Robert Downey Jr says making Iron Man was like letting ‘lunatics take over the asylum’, recalls film was ‘ready to be written off’

Robert Downey Jr looked back on the difficult production of the first Iron Man movie, and said that Marvel was ready to ‘write-off’ the film if it tanked at the box office.

The difficulties that the first Iron Man movie went through has become the stuff of legend over the years, with everyone from director Jon Favreau to star Robert Downey Jr discussing how chaotic the production was, and close it was to going up in flames. The team encountered problems every step of the way; even Downey’s casting was an uphill task, with Marvel brass balking at the suggestion of mounting such a massive movie on an actor who wasn’t a proven draw at the box office and was just emerging from highly publicised personal issues.

At a recent Directors Guild Event, Downey recalled the tumultuous production of the first Iron Man movie, and likened the crew to a bunch of ‘lunatics’ taking over the asylum. He was asked to elaborate on comments that he had made in the past, about Iron Man being a big-budget version of the kind of whacky movie that his late father, the underground filmmaker Robert Downey Sr, would have made.

He said, “Well, I mean first of all, not too many people were thinking Iron Man was going to have an opening weekend or do much of anything, so we were a little bit left alone. I find out more every day about how that thing was financed, it was basically ready to be written off if it tanked. And so it was the perfect thing where there were not a lot of creatively aggressive eyes on us. And by the time they gave it to us, it was like united artists, like the lunatics took over the asylum.”

He added, “And I remember Jeff Bridges too, he was like, ‘man, we’re doing a $200 million independent movie, man.’ And there was just that sense that, of course, it was much more organized.”

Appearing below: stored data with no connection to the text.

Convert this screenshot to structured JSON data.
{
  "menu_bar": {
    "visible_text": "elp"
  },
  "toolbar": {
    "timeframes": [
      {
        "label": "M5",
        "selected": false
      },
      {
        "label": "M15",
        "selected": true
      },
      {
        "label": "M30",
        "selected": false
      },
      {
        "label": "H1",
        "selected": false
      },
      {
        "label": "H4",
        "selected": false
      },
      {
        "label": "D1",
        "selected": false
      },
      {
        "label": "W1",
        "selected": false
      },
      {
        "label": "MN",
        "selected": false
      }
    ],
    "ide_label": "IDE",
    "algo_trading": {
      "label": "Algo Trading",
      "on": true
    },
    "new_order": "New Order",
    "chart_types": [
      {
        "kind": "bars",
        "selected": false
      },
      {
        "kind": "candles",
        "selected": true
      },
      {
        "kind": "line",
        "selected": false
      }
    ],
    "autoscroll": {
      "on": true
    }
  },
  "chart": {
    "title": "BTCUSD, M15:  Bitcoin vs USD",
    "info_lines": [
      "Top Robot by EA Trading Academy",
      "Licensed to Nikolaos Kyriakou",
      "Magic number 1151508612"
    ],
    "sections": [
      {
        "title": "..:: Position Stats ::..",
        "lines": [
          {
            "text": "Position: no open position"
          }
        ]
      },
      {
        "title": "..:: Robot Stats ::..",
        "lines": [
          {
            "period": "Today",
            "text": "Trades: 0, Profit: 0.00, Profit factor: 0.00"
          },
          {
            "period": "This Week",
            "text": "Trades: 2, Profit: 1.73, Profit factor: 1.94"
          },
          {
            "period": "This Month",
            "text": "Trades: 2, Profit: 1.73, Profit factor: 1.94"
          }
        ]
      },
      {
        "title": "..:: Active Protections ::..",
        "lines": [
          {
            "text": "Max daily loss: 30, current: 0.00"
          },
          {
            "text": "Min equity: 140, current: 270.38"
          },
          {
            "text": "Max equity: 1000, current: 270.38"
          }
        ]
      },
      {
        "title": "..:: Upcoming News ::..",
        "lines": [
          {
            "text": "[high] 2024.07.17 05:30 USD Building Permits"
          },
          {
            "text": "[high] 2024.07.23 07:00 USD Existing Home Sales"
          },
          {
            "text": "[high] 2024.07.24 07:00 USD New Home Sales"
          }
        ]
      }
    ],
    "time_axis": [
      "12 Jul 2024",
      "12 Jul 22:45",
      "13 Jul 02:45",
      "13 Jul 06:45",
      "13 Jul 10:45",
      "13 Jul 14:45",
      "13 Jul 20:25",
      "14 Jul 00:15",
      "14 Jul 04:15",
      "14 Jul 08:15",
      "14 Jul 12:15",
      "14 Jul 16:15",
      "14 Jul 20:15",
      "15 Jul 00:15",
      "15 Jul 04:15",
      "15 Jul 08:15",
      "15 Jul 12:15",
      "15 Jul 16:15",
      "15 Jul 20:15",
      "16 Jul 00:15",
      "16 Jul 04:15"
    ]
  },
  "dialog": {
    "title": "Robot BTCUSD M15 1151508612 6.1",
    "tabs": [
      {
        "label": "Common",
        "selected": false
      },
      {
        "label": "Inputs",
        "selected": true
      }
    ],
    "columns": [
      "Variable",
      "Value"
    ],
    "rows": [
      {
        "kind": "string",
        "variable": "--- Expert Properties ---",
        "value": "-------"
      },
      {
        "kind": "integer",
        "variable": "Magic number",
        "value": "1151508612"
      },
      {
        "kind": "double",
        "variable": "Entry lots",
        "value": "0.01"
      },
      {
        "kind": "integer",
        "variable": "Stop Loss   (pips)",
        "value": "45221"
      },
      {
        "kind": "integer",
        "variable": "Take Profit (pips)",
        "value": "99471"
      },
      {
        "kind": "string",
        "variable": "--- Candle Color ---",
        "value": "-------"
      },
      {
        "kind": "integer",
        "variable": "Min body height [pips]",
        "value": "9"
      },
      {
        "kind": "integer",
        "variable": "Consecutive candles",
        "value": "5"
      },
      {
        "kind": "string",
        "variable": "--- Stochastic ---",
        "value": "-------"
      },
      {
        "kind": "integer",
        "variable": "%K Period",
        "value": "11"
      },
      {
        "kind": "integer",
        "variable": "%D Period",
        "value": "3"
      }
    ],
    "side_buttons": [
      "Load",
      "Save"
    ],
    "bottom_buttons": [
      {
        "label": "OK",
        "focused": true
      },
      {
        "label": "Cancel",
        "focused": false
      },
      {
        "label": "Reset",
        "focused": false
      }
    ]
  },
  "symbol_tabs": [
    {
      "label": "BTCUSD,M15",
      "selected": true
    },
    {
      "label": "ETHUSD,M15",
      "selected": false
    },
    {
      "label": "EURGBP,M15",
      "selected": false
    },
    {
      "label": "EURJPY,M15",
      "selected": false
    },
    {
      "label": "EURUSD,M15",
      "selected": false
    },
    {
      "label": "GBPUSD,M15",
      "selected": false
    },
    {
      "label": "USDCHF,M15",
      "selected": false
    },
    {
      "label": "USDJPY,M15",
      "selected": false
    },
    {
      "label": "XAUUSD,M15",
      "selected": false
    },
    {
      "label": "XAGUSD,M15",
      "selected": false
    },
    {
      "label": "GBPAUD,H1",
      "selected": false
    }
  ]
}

Iron Man became a runaway critical and commercial hit when it was released, incidentally in the same year as The Dark Knight. It kick-started the Marvel Cinematic Universe, which has since become the highest-grossing film franchise in history, with 30 movies and multiple series under its umbrella. It also made Downey one of the highest-paid actors in the world. He remains semi-retired, and was last seen in Sr, a Netflix documentary about his father’s final years.